Big 3 again: Bankruptcy or bailout?

On Friday I mentioned that I was for allowing GM (and the Big 3 if necessary) to go bankrupt, provided it goes through a Chapter 11 bankruptcy (company still operating while restructuring) and not Chapter 7 (full liquidation). Several experts seems to think that GM would have to go Chapter 7 because of the impossibility of securing credit, but I did not understand why it was not possible for the government to secure its credit somehow to ensure it goes Chapter 11.

Today, Paul Krugman linked to a piece by Jonathan Cohn which said bankruptcy would be disastrous because of the aforementioned reason without exploring the possibility that the government could ensure that it goes Chapter 11; and said the bailout was the only solution and that the Big 3 had definitely learned from their mistakes anyway.
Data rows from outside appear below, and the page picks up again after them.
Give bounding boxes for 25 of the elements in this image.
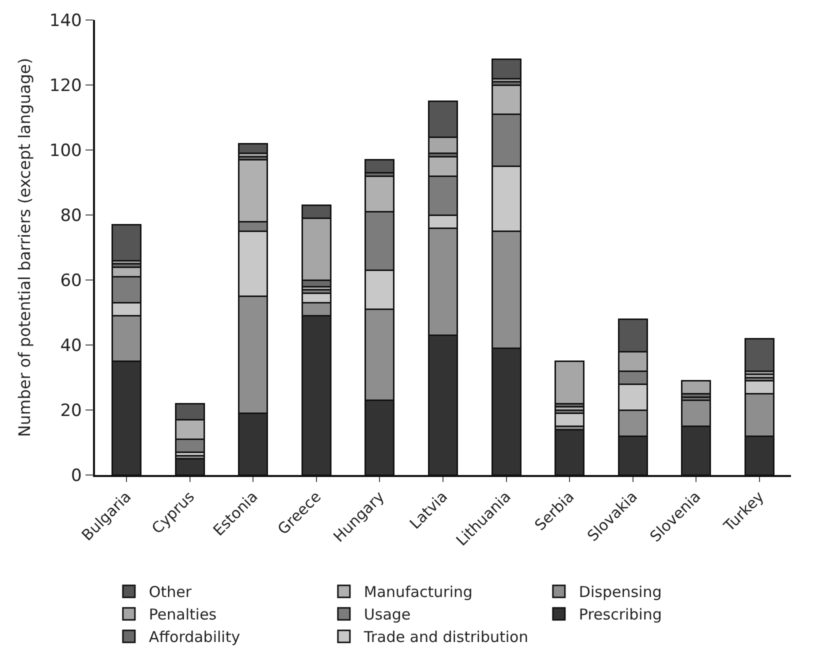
bar — [112, 224, 142, 262]
y-tick-label: 100 — [49, 140, 82, 161]
y-axis-title: Number of potential barriers (except language) — [14, 58, 34, 438]
legend-label: Trade and distribution — [362, 628, 528, 646]
y-tick-label: 60 — [60, 270, 82, 291]
bar — [681, 380, 712, 394]
legend-label: Prescribing — [578, 606, 662, 624]
bar — [491, 58, 522, 80]
y-tick-label: 40 — [60, 336, 82, 356]
bar — [744, 338, 774, 372]
y-tick-label: 20 — [60, 400, 82, 421]
y-tick-label: 0 — [71, 466, 82, 486]
legend-label: Affordability — [148, 628, 240, 646]
y-tick-label: 80 — [60, 206, 82, 226]
legend-label: Dispensing — [578, 583, 662, 602]
y-tick-label: 140 — [49, 10, 82, 31]
legend-label: Other — [148, 583, 192, 602]
y-tick-label: 120 — [49, 76, 82, 96]
bar — [364, 159, 395, 174]
legend-label: Usage — [364, 606, 411, 624]
bar — [238, 142, 268, 154]
bar — [554, 412, 585, 427]
bar — [554, 360, 585, 404]
legend-label: Manufacturing — [364, 583, 473, 602]
legend-label: Penalties — [148, 606, 217, 624]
It just seemed that my point was too stupid to even mention, as I did not read anyone consider that it could be a viable alternative.
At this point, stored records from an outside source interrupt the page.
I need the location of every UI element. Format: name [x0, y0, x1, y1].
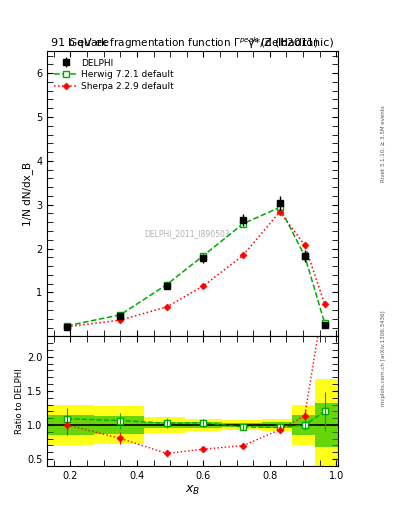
Text: γ*/Z (Hadronic): γ*/Z (Hadronic) [248, 38, 334, 49]
Title: b quark fragmentation function $\Gamma^{peak}$ (delb2011): b quark fragmentation function $\Gamma^{… [67, 35, 318, 51]
Text: 91 GeV ee: 91 GeV ee [51, 38, 109, 49]
Herwig 7.2.1 default [164, 282, 169, 288]
Sherpa 2.2.9 default [241, 252, 246, 258]
Sherpa 2.2.9 default [118, 317, 123, 323]
X-axis label: $x_B$: $x_B$ [185, 483, 200, 497]
Line: Herwig 7.2.1 default: Herwig 7.2.1 default [64, 204, 328, 329]
Sherpa 2.2.9 default [164, 304, 169, 310]
Herwig 7.2.1 default [65, 323, 70, 329]
Herwig 7.2.1 default [118, 312, 123, 318]
Sherpa 2.2.9 default [322, 301, 327, 307]
Sherpa 2.2.9 default [65, 324, 70, 330]
Sherpa 2.2.9 default [302, 242, 307, 248]
Legend: DELPHI, Herwig 7.2.1 default, Sherpa 2.2.9 default: DELPHI, Herwig 7.2.1 default, Sherpa 2.2… [51, 56, 177, 94]
Text: DELPHI_2011_I890503: DELPHI_2011_I890503 [144, 229, 230, 238]
Herwig 7.2.1 default [322, 320, 327, 326]
Herwig 7.2.1 default [201, 252, 206, 259]
Sherpa 2.2.9 default [277, 209, 282, 215]
Y-axis label: 1/N dN/dx_B: 1/N dN/dx_B [22, 162, 33, 226]
Sherpa 2.2.9 default [201, 283, 206, 289]
Y-axis label: Ratio to DELPHI: Ratio to DELPHI [15, 368, 24, 434]
Herwig 7.2.1 default [241, 221, 246, 227]
Line: Sherpa 2.2.9 default: Sherpa 2.2.9 default [65, 209, 327, 329]
Text: mcplots.cern.ch [arXiv:1306.3436]: mcplots.cern.ch [arXiv:1306.3436] [381, 311, 386, 406]
Text: Rivet 3.1.10, ≥ 3.5M events: Rivet 3.1.10, ≥ 3.5M events [381, 105, 386, 182]
Herwig 7.2.1 default [277, 204, 282, 210]
Herwig 7.2.1 default [302, 253, 307, 259]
But Felix Salmon came to my rescue:
At heart, this argument is simple. There's no available DIP financing for an orderly Chapter 11 bankruptcy, and Chapter 7 liquidation would be disastrous, therefore we need a bailout which avoids any kind of bankruptcy at all. But I don't see why a government bailout must, ipso facto, avoid any kind of bankruptcy.
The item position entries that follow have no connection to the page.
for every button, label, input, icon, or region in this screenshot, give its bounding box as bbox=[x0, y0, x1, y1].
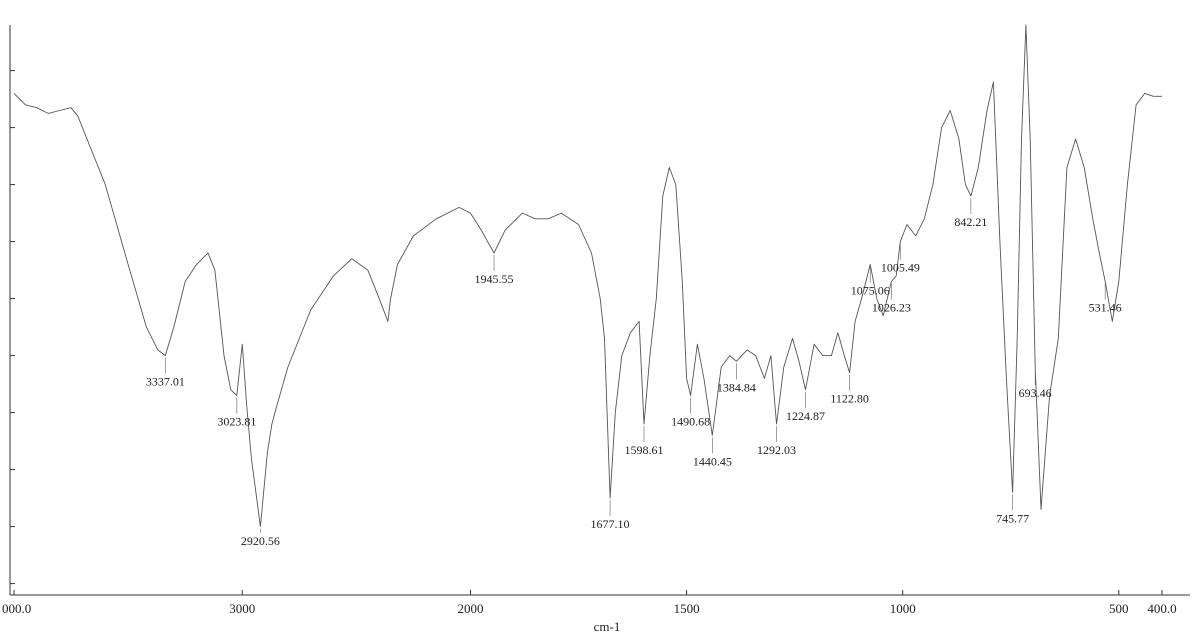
x-tick-label: 3000 bbox=[229, 601, 255, 616]
peak-label: 1598.61 bbox=[624, 443, 663, 457]
x-tick-label: 2000 bbox=[458, 601, 484, 616]
x-axis-title: cm-1 bbox=[594, 619, 621, 634]
peak-label: 1224.87 bbox=[786, 409, 825, 423]
peak-label: 693.46 bbox=[1019, 386, 1052, 400]
peak-label: 2920.56 bbox=[241, 534, 280, 548]
peak-label: 745.77 bbox=[996, 511, 1029, 525]
peak-label: 1945.55 bbox=[475, 272, 514, 286]
peak-label: 1122.80 bbox=[830, 392, 869, 406]
peak-label: 531.46 bbox=[1089, 301, 1122, 315]
x-tick-label: 000.0 bbox=[2, 601, 31, 616]
peak-label: 842.21 bbox=[954, 215, 987, 229]
spectrum-line bbox=[13, 24, 1162, 528]
x-axis: 000.0 3000 2000 1500 1000 500 400.0 bbox=[2, 590, 1190, 616]
peak-label: 1005.49 bbox=[881, 261, 920, 275]
x-tick-label: 400.0 bbox=[1147, 601, 1176, 616]
x-tick-label: 1000 bbox=[890, 601, 916, 616]
peak-label: 1384.84 bbox=[717, 380, 756, 394]
peak-label: 1440.45 bbox=[693, 454, 732, 468]
peak-label: 1490.68 bbox=[671, 415, 710, 429]
peak-label: 1677.10 bbox=[591, 517, 630, 531]
peak-label: 3337.01 bbox=[146, 375, 185, 389]
spectrum-series bbox=[13, 24, 1162, 528]
x-tick-label: 1500 bbox=[674, 601, 700, 616]
peak-label: 1026.23 bbox=[872, 301, 911, 315]
peak-annotations: 3337.01 3023.81 2920.56 1945.55 1677.10 1598.… bbox=[146, 198, 1122, 548]
peak-label: 1075.06 bbox=[851, 283, 890, 297]
y-axis bbox=[9, 25, 15, 595]
peak-label: 3023.81 bbox=[217, 415, 256, 429]
peak-label: 1292.03 bbox=[757, 443, 796, 457]
x-tick-label: 500 bbox=[1109, 601, 1129, 616]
He makes some good argument on the timing problem:
So there would need to be serious negotiations between all of GM's stakeholders and the government -- negotiations which, I'll concede, would be all but impossible during this uncomfortable interregnum between the election and the inauguration. Even if GM can somehow muddle through until January, it can hardly expect such negotiations to be concluded in a matter of weeks.
But this is hardly an insurmountable difficulty, it is just slightly more tricky than a bailout where legislators simply give free money in the hope that the company will use it wisely and that it learned its lesson this time. But it is also the best hope of successful reorganizing for American automakers.